How to Delete or Replace a Column/Row from a DataFrame Using Pandas?

How to delete or replace a column/row in a dataframe

Trying to figure out how to delete or replace a column or row in a DataFrame using Pandas with Python? We’ve got you covered!

Changing large chunks of data into something meaningful might sound easy at first glance. However, even with the support of the mighty Pandas library — it can be a huge hassle. Pair that with row and column manipulation, and everything becomes a massive headache. 😵 

You try to delete or replace a column or row using the generic conventions — but they just don’t seem to budge. 

Since programming is about problem-solving, your concurrent methods are likely to blame. 😕

Delete or replace a column/row

 

According to the Pandas library, there is no dedicated function to alter or delete the values of a row or column. However, the library itself is pretty much jam-packed with accessors that can be used to target such rows and columns with labels and indexes.

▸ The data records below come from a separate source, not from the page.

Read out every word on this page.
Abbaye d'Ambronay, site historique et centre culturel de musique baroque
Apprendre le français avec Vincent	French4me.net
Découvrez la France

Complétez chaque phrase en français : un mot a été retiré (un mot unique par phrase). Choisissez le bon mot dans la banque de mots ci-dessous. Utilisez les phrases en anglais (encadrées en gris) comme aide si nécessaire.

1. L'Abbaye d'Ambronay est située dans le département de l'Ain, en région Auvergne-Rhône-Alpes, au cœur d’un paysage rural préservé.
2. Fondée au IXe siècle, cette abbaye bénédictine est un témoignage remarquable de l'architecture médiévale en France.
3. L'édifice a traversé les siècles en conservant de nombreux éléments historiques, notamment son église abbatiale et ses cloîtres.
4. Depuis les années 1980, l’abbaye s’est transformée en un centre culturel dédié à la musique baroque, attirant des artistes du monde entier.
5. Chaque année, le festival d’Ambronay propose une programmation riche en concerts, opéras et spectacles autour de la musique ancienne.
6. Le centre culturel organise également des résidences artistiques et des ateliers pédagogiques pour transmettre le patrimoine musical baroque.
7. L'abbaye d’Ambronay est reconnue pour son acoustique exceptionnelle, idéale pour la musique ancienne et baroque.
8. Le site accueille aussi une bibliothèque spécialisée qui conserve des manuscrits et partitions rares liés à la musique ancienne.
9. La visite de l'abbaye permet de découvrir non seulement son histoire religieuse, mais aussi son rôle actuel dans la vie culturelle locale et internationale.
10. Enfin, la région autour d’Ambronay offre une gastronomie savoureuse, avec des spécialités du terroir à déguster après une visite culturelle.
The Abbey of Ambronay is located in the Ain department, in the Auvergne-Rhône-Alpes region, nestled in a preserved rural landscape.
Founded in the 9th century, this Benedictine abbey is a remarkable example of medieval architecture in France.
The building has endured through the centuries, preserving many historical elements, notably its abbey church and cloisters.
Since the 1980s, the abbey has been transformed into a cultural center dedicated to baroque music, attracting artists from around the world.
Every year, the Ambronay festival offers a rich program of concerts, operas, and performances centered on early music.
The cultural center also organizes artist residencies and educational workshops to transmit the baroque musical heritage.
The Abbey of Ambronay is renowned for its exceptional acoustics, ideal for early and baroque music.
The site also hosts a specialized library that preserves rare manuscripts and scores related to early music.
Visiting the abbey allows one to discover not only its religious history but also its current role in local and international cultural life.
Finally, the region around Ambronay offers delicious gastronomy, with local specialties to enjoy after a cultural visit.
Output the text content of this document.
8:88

Hence, it’s recommended you memorize those accessors instead of trying to stick to a stock-standard method of row/column manipulation. These accessors generally work as follows:

  • Take a label/index or a list of labels/indexes as arguments for locating the address within the DataFrame. 
  • Applying a specified sub-function to the calculated address specified by the programmer.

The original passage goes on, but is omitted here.